The end of 2019 will mark the beginning of the end for PayPoint’s yellow terminal. The move represents the company’s desire to become the tech centre of every store, around its PayPoint One EPoS. CEO Dominic Taylor explains how the change reflects trends in the wider convenience sector

Company CV 

Company PayPoint

Chief executive Dominic Taylor

Profile Former Royal Navy officer and Vodafone director Dominic Taylor joined PayPoint in 1997 and rapidly progressed from retail director to chief executive. 

Latest news Customers indebted to struggling rent-to-own retailer BrightHouse can now make payments through PayPoint stores following a deal between the two firms.

RN How will independent retailers fare in the ever-changing convenience model? 

DT Change in convenience has been dramatic and presents a challenge for everyone, whether
it’s shopkeepers, producers or the supply chain. The model is adapting and we all have roles to play.

Consumers are buying more online and the high street is in decline because of that. But I believe one thing that is certain to remain is the local shop. Whether it will look like a local shop today is a subject of debate, but it’s important to remember that it is able to do everything the online shop cannot. 

This is both frightening and exciting for retailers, but PayPoint is uniquely positioned to build
a system that works for retailers and can cater for this change. We see ourselves being a key stakeholder with a real desire to make a difference and enable retailers to achieve. 

RN Do you believe PayPoint’s agreements with challenger payment brands help offset mobile and utility transaction decline?

DT I do, but this is always difficult to predict. It depends on companies like us working hard to make those services available and the desire of retailers to get behind them. We’re bringing in things like Monzo and digital banking. Elsewhere, we’re  trying more experimental ideas to give customers more reasons to visit local shops, such as a trial with Link, which offers over-the-counter cash and pays the retailer a fee for the deployment of cash. 

We are simply trying to facilitate a better consumer solution to provide continued access to cash through a lower-cost mechanism, but some retailers will gravitate towards this and others not so much. However, I hope all of them do.  

RN Do you see the UK convenience market following the US and others that focus heavily on gift cards?

DT The UK market is different to the US in that its prepaid cards are a lot more prevalent in the UK. US gift card companies have chucked tons of money at the multiples, trying to get it to take off, which the multiples were more than happy to take, but it hasn’t achieved what they were expecting. 

Where we do see changing gift card behaviour is in e-money things like Amazon Cash and gaming vouchers. It is very spiky and sales are closely linked to game releases and purchasing. For instance, Boxing Day saw a large increase.

RN There are now more than 12,000 stores using PayPoint One. Do you believe it will be more challenging to covert the remaining users?

DT We have been really pleased with the roll-out so far, but the honest answer is I don’t know. I am an eternal optimist by nature and I’d like to think that the way we are evolving the service and communicating the benefits retailers can receive will make the tail end relatively small. 

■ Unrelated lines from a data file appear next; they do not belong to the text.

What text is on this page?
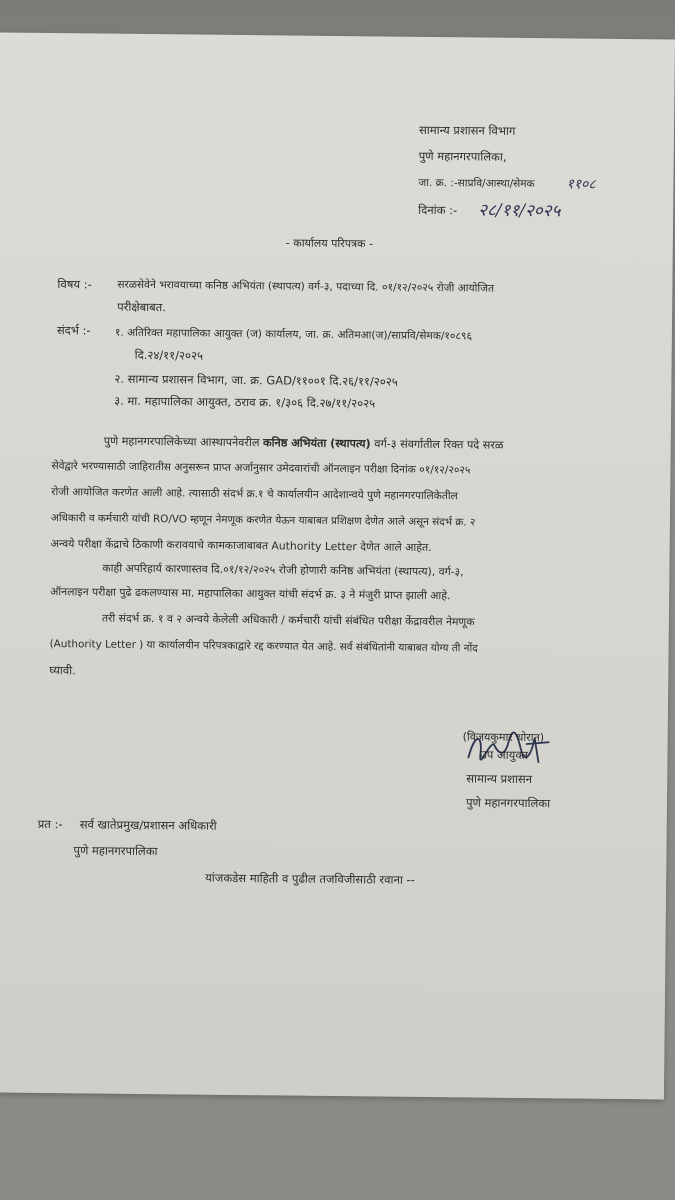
सामान्य प्रशासन विभाग
पुणे महानगरपालिका,
जा. क्र. :-साप्रवि/आस्था/सेमक ११०८
दिनांक :- २८/११/२०२५
- कार्यालय परिपत्रक -
विषय :- सरळसेवेने भरावयाच्या कनिष्ठ अभियंता (स्थापत्य) वर्ग-३, पदाच्या दि. ०१/१२/२०२५ रोजी आयोजित
परीक्षेबाबत.
संदर्भ :- १. अतिरिक्त महापालिका आयुक्त (ज) कार्यालय, जा. क्र. अतिमआ(ज)/साप्रवि/सेमक/१०८९६
दि.२४/११/२०२५
२. सामान्य प्रशासन विभाग, जा. क्र. GAD/११००१ दि.२६/११/२०२५
३. मा. महापालिका आयुक्त, ठराव क्र. १/३०६ दि.२७/११/२०२५
पुणे महानगरपालिकेच्या आस्थापनेवरील कनिष्ठ अभियंता (स्थापत्य) वर्ग-३ संवर्गातील रिक्त पदे सरळ
सेवेद्वारे भरण्यासाठी जाहिरातीस अनुसरून प्राप्त अर्जानुसार उमेदवारांची ऑनलाइन परीक्षा दिनांक ०१/१२/२०२५
रोजी आयोजित करणेत आली आहे. त्यासाठी संदर्भ क्र.१ चे कार्यालयीन आदेशान्वये पुणे महानगरपालिकेतील
अधिकारी व कर्मचारी यांची RO/VO म्हणून नेमणूक करणेत येऊन याबाबत प्रशिक्षण देणेत आले असून संदर्भ क्र. २
अन्वये परीक्षा केंद्राचे ठिकाणी करावयाचे कामकाजाबाबत Authority Letter देणेत आले आहेत.
काही अपरिहार्य कारणास्तव दि.०१/१२/२०२५ रोजी होणारी कनिष्ठ अभियंता (स्थापत्य), वर्ग-३,
ऑनलाइन परीक्षा पुढे ढकलण्यास मा. महापालिका आयुक्त यांची संदर्भ क्र. ३ ने मंजुरी प्राप्त झाली आहे.
तरी संदर्भ क्र. १ व २ अन्वये केलेली अधिकारी / कर्मचारी यांची संबंधित परीक्षा केंद्रावरील नेमणूक
(Authority Letter ) या कार्यालयीन परिपत्रकाद्वारे रद्द करण्यात येत आहे. सर्व संबंधितांनी याबाबत योग्य ती नोंद
घ्यावी.
(विजयकुमार थोरात)
उप आयुक्त
सामान्य प्रशासन
पुणे महानगरपालिका
प्रत :- सर्व खातेप्रमुख/प्रशासन अधिकारी
पुणे महानगरपालिका
यांजकडेस माहिती व पुढील तजविजीसाठी रवाना --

RN The parcel market is competitive and PayPoint’s parcel volumes declined in 2018. What is your strategy in taking back market share from your rivals, such as myHermes? 

DT We don’t see ourselves as being in competition with myHermes. We’re open to all carriers now
and we want to sign them up to deliver more volume to retailers. As we start to build partnerships,
we can start to offer something more competitive. 

It’s not about us being separate. Why doesn’t myHermes submit an application to use our terminal? They could then deliver parcels to our stores, too. You would expect us to be talking to other carriers and we have been, but it’s just a question of time before we pick up more partners. Some carriers are very progressive and others aren’t. One of our main challenges as a business is that we had a joint venture where we married one carrier and the industry is aware of that. 

All I care about is trying to aggregate these types of services for local shops. I see this as an opportunity to provide – we have already got the kit there, so let’s clean up the counter and share carriers.